Tommy stood out at school for the wrong reasons. He did not learn to read with any facility until he was eleven years old, a cognitive delay that twentieth-century pediatricians would have diagnosed as dyslexia. Lacking awareness of such extenuating circumstances, Wilson's teachers, grandfather, and uncle, if not his admirably defensive parents, simply dismissed young Tommy as not too sharp. The method Wilson used to conquer his affliction was remarkable, constituting a model in self-possession and drive. With close tutelage from his father, he immersed himself in repetitive rote learning. He reread books to master them, rather than dipping widely into a range of literature, reciting long passages aloud from memory. This dull, exacting work gave Wilson a narrow knowledge base, but it was vital in the development of his written and spoken English.

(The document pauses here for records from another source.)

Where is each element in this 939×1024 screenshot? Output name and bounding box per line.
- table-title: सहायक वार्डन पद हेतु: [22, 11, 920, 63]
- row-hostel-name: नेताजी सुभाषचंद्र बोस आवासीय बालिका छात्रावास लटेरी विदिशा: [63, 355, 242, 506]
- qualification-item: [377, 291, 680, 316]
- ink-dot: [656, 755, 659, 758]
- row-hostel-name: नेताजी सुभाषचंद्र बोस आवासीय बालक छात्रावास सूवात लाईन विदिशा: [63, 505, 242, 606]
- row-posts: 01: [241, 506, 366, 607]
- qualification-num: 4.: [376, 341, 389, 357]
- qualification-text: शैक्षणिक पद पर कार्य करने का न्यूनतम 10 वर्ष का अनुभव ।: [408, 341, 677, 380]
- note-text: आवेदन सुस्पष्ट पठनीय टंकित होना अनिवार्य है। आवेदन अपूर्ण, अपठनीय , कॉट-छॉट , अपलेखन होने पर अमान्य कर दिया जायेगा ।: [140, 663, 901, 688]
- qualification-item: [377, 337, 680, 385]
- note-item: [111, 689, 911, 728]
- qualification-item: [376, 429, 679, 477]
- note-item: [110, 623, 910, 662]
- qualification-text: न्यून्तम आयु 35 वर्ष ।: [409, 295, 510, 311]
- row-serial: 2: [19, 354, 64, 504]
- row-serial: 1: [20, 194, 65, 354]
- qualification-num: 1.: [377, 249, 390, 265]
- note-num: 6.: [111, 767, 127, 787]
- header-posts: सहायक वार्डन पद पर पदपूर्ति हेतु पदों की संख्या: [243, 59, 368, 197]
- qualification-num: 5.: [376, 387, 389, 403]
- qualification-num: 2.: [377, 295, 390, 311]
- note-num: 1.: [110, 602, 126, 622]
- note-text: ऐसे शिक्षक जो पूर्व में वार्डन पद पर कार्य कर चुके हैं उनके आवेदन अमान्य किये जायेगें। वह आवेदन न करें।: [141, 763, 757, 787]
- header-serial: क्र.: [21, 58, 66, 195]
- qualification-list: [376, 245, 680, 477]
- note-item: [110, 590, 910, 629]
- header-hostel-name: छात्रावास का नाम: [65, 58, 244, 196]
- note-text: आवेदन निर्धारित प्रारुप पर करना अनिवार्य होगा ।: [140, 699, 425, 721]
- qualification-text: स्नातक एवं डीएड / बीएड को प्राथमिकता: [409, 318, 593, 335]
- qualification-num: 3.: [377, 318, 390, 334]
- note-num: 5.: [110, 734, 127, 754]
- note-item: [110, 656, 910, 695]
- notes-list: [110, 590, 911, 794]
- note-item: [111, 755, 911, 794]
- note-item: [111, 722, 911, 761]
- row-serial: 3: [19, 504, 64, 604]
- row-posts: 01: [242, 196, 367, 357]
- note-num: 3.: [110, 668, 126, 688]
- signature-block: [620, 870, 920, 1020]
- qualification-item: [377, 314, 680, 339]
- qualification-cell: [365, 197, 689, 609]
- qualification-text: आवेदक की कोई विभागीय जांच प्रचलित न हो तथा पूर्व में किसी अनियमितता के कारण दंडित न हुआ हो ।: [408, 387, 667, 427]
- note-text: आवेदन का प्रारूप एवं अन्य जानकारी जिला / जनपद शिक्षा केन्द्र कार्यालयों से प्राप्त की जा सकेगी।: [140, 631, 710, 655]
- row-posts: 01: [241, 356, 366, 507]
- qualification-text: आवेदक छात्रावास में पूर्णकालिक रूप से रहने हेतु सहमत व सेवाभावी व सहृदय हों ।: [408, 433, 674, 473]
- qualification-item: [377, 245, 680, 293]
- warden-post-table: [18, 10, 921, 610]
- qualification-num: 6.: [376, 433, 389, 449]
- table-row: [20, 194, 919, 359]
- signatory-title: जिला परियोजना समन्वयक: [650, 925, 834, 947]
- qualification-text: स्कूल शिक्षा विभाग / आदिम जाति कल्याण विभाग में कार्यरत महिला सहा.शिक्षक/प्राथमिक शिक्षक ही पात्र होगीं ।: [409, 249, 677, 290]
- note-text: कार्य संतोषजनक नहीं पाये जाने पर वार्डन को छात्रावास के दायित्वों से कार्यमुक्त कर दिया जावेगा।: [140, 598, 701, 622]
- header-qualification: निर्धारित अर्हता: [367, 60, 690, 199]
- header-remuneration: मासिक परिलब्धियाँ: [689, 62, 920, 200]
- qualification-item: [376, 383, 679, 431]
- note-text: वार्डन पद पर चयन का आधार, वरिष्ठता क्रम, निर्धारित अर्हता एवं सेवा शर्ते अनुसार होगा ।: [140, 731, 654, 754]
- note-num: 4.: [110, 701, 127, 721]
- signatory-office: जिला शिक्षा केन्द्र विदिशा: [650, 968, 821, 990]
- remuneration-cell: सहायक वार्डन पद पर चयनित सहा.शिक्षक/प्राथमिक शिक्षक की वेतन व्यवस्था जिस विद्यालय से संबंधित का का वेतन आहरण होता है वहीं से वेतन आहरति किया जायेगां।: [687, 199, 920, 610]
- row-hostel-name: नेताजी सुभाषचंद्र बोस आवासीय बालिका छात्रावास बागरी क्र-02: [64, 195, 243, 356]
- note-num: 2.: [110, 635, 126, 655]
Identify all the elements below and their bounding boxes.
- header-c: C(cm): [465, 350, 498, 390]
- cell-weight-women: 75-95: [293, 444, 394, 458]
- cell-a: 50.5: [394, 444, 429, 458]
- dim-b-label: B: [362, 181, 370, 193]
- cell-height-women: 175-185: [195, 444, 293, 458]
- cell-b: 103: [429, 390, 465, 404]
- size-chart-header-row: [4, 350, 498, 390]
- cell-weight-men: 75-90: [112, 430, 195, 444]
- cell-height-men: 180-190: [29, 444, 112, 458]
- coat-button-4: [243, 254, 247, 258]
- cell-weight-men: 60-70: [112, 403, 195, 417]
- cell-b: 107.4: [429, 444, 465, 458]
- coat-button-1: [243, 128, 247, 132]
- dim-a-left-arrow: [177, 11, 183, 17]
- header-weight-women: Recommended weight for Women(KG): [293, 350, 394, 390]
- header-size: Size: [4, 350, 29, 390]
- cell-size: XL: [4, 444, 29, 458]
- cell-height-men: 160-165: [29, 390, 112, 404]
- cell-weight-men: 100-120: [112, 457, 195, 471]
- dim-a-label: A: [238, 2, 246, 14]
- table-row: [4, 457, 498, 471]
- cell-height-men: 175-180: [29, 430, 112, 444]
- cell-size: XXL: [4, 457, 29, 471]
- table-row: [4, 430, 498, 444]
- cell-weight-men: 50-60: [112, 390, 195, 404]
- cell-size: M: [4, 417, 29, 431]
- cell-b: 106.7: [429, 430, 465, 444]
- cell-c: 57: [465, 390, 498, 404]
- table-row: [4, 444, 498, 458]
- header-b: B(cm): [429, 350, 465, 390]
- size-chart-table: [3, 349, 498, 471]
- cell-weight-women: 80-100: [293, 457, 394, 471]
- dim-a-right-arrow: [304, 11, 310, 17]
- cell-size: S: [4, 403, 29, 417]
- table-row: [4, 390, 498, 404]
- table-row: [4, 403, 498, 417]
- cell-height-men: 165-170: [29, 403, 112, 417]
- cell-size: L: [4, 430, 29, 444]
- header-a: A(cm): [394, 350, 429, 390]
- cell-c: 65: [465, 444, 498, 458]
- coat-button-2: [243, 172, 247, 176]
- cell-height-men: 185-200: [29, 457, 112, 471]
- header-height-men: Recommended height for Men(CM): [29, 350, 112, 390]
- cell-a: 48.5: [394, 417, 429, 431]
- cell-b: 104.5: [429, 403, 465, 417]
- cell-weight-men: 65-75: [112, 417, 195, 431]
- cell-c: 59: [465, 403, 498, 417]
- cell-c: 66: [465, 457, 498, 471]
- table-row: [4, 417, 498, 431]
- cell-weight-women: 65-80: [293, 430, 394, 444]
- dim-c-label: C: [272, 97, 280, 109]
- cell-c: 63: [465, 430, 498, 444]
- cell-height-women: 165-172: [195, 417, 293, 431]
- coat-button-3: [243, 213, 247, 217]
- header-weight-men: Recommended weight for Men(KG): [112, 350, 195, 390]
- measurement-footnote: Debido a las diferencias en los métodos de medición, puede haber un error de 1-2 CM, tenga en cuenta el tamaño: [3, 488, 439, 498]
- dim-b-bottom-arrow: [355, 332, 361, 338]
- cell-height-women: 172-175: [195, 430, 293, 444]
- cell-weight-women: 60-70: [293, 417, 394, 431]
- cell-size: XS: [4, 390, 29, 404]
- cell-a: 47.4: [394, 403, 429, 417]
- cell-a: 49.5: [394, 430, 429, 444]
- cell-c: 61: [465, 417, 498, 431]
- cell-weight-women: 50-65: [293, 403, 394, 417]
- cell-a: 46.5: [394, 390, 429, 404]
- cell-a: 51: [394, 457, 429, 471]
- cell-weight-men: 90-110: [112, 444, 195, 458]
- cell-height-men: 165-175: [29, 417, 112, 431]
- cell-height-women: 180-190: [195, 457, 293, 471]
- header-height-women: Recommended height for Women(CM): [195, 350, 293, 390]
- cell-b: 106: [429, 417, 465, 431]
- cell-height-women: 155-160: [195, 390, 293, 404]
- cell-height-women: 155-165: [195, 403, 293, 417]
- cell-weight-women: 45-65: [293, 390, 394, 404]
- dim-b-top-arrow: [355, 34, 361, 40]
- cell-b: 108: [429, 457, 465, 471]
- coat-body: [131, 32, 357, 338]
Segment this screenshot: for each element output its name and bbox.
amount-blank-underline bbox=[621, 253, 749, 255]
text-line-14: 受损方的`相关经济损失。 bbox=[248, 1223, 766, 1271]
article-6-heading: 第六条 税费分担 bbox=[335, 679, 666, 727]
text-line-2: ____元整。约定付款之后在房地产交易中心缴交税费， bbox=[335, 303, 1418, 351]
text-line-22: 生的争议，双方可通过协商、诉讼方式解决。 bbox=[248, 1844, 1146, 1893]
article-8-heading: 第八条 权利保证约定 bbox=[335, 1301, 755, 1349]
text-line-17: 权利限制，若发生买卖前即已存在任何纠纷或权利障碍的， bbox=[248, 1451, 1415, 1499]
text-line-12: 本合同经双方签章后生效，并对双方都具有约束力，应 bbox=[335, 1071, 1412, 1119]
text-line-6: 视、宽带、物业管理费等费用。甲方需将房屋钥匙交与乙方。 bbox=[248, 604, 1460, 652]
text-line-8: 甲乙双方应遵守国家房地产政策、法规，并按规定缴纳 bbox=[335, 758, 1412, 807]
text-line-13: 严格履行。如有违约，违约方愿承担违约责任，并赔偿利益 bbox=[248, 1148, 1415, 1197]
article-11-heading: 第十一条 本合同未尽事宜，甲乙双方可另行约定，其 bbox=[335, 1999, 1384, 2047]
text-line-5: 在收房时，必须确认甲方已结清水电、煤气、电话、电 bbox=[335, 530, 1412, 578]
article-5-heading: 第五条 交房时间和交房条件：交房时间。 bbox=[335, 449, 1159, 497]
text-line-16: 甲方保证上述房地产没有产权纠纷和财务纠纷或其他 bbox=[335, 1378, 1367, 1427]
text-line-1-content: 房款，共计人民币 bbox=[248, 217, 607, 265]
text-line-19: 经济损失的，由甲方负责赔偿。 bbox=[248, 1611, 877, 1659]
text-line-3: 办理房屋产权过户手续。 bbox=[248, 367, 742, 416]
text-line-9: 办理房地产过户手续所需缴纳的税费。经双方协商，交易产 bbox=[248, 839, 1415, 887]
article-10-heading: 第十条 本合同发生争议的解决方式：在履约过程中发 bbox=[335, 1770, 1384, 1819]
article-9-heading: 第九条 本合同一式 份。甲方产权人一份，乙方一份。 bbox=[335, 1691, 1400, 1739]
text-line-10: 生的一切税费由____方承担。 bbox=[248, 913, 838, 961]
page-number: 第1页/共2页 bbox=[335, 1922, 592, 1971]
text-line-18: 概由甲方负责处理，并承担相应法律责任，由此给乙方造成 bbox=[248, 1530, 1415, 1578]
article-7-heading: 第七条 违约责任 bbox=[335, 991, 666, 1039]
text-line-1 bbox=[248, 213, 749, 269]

Since writing longhand posed problems, Tommy learned shorthand by the time he was sixteen. He also bought a typewriter as soon as they were available. The key factor that allowed Wilson to realize his potential, however, was his doting parents and their boundless encouragement. In a family less devoted to words, and the word of God in particular, Wilson might have withered on the vine scholastically. But his father's intellect and rhetorical facility were inspirational, and his confidence in his son was unwavering. He devoted all his spare time to tutoring Tommy and instilled in him a strong work ethic and appreciation for fluent, compelling rhetoric. Wilson's teenage years were more formative than most, and his drive was more firmly entrenched than it was in his peers. At sixteen, Wilson enrolled at Davidson College in North Carolina, where he discovered a passion for history, improved his writing skills, and identified heroic historical figures to consciously emulate—orators all, such as Cicero, Edmund Burke, the British free-trade advocates Richard Cobden and John Bright, and William Gladstone (a portrait of whom hung on his dormitory wall). Nonetheless, Wilson found Davidson's narrow curriculum unchallenging; he expended most of his energies on the debating society and left before his freshman year was out. In 1875, Wilson enrolled at the College of New Jersey, the institution now known as Princeton University.